The main drawbacks of K-means are certainly the numeric consideration of the parameters, the unknown number of clusters K and the random starting centroid locations. The paper by Huang (2) is a possible solution to the first. For the second, cluster validation techniques can be used to find a reliable value for K.

In this post, I want to discuss about the third one. In K-means, the K initial centroids are chosen randomly. Therefore, running P times can result in P different clustering of the same data. A possible strategy for avoiding such a problem is multiple runs. The K-means procedure is done P times on the data and evaluated using a cluster validity index. Then, the run with the maximum (or minimum depending on the validity index) value is chosen as the clustering result.

(1) Jain, A. and Dubes, R.: 1988, Algorithms for Clustering Data, Prentice Hall.

(2) Huang, Z.: 1998, Extensions to the k-Means Algorithm for Clustering Large Data Sets with Categorical Values, Data Mining and Knowledge Discovery 2(3), 283.

Your proposal can be improved at no cost by performing a simlulated annealing that basically consists in performing several runs of the gradient descent (the K-MEANS algorithm) successively, in a manner that aims at highering the chances to find the global optimum of the cluster validation criterion.

See Refining Initial Points for K-Means Clustering for a more sophisticated k-means initialization procedure.

Also, I’ve seen (but can’t remember where, off-hand) a modified k-means in which the centroid calculation is performed using only a sub-sample of the data (the re-assignment of examples to clusters occurs over all examples every time, though).

I am curious as to why you chose k-means for your task at hand. If it is for speed, then the idea of simulated annealing or running the procedure m times will surely negate that benefit.

I guess it depends on your data, but have you looked into model based clustering/mixture based – such as MCLUST and MULTIMIX?

First, thanks to Damien and Will for their suggestions and links.

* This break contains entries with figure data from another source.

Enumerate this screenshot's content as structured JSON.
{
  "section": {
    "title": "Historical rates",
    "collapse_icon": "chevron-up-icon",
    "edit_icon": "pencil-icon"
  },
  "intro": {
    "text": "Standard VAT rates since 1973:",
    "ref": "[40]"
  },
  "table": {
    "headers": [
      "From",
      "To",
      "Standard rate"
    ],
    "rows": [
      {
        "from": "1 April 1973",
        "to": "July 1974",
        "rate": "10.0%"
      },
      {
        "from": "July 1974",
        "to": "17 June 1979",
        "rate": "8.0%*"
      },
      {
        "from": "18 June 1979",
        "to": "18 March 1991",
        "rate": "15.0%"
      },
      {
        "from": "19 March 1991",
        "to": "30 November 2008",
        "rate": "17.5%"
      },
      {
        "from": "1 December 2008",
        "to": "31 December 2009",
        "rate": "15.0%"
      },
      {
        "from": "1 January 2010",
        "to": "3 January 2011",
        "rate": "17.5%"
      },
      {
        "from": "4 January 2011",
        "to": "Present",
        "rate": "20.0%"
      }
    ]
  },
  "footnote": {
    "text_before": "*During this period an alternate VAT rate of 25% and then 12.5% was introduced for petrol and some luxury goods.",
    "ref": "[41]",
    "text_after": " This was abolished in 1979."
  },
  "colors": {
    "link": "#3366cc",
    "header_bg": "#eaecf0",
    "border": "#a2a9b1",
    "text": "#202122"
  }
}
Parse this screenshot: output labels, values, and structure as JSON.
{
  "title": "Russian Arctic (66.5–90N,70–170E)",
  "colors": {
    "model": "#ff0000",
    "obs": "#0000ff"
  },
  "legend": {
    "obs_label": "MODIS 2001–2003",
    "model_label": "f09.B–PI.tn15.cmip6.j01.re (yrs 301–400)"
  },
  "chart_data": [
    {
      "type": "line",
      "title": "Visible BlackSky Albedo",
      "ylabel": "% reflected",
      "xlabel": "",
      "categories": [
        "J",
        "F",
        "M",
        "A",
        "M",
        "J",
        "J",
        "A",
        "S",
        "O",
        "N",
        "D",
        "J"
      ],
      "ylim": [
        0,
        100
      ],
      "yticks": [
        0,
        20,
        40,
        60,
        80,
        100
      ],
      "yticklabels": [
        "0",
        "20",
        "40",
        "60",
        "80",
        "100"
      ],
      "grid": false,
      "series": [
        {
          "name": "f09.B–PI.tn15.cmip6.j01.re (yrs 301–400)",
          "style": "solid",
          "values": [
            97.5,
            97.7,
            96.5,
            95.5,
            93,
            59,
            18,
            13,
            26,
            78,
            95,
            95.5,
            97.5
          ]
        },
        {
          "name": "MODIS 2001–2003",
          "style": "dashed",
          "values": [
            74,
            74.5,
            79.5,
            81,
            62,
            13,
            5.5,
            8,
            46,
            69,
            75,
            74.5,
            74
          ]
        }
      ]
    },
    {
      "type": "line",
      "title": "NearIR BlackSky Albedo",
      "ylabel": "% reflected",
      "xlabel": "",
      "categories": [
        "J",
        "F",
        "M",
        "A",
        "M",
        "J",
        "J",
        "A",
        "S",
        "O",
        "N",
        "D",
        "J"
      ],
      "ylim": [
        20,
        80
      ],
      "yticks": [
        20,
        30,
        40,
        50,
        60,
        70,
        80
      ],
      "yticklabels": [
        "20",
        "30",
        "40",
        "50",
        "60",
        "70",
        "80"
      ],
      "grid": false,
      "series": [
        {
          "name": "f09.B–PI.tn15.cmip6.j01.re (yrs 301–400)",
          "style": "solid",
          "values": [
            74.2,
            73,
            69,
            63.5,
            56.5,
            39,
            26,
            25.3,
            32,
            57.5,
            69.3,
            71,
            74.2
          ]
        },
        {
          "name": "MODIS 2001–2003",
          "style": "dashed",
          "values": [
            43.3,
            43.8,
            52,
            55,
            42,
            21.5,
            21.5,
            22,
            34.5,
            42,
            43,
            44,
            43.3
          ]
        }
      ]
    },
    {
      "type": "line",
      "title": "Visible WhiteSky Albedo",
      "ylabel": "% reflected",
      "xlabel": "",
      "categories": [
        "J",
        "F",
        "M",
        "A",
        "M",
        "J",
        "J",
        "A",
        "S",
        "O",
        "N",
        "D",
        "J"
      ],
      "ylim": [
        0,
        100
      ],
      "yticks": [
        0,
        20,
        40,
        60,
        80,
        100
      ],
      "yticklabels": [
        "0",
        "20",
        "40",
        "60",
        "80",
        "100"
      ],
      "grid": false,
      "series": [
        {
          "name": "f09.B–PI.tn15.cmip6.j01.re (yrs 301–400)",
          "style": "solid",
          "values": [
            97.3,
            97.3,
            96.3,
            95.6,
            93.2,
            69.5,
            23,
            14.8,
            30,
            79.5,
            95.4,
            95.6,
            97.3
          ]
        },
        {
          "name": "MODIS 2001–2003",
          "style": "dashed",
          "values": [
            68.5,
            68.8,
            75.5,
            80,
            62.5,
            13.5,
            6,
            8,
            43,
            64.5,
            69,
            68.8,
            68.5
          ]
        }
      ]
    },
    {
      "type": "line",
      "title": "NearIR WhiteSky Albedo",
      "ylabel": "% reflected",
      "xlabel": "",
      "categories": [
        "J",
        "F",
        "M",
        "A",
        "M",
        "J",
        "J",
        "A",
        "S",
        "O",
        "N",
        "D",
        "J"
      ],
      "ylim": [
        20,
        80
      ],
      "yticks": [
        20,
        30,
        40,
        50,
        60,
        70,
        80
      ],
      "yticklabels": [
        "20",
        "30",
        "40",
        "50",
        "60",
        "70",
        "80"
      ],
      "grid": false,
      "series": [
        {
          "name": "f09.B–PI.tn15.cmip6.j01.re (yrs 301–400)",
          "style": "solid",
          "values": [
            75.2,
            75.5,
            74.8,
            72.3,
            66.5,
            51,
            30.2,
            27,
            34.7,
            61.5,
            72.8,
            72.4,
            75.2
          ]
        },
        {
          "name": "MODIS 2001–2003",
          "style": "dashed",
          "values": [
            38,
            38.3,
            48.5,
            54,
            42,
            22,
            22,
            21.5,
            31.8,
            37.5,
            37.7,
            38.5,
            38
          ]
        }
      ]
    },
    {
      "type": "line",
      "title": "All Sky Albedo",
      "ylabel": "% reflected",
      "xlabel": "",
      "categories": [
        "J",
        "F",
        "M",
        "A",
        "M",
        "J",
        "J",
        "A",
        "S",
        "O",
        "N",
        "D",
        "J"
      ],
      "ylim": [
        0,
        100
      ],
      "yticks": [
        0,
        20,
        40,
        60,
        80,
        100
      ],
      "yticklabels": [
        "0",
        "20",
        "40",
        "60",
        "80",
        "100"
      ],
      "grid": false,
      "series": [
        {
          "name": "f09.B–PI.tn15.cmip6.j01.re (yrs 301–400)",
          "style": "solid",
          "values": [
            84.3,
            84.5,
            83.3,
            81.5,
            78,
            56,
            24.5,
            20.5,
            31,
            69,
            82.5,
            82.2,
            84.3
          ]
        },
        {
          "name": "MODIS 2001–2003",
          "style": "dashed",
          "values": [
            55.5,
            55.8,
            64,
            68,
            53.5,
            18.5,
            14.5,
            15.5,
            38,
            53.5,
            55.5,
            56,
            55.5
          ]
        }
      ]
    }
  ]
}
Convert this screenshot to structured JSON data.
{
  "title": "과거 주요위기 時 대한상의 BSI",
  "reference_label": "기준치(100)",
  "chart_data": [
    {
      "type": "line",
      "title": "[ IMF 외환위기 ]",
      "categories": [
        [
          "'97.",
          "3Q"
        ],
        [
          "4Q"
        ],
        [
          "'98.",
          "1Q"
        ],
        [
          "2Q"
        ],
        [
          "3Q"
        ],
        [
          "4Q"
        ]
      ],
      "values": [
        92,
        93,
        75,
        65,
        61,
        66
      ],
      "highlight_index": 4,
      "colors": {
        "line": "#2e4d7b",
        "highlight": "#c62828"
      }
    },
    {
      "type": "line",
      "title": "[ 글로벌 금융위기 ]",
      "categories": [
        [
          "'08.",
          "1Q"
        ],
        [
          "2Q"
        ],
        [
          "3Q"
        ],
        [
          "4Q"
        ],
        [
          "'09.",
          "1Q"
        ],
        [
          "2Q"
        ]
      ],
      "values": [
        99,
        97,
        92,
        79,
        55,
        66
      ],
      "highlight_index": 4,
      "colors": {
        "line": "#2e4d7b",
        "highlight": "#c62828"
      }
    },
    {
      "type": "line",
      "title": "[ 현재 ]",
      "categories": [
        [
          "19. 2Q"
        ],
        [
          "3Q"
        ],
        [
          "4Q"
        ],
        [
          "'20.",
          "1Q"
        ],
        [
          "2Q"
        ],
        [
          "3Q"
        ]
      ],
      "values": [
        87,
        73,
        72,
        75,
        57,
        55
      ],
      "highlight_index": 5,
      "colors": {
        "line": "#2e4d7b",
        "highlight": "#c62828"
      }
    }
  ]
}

Concerning K-means, it was a starting choice for me. I was studying cluster validity and was using K-means as it is the most simple example of clustering (to my opinion). And since I usually follow Occam’s Razor principle, I started this way. Even if it is working fine for my data (1000 points in 20 dimensions) at least in the speed point of view, your propositions of course may give better results. Therefore, for me, using Gaussian mixture or fuzzy clustering (for example) can be tasks for future work.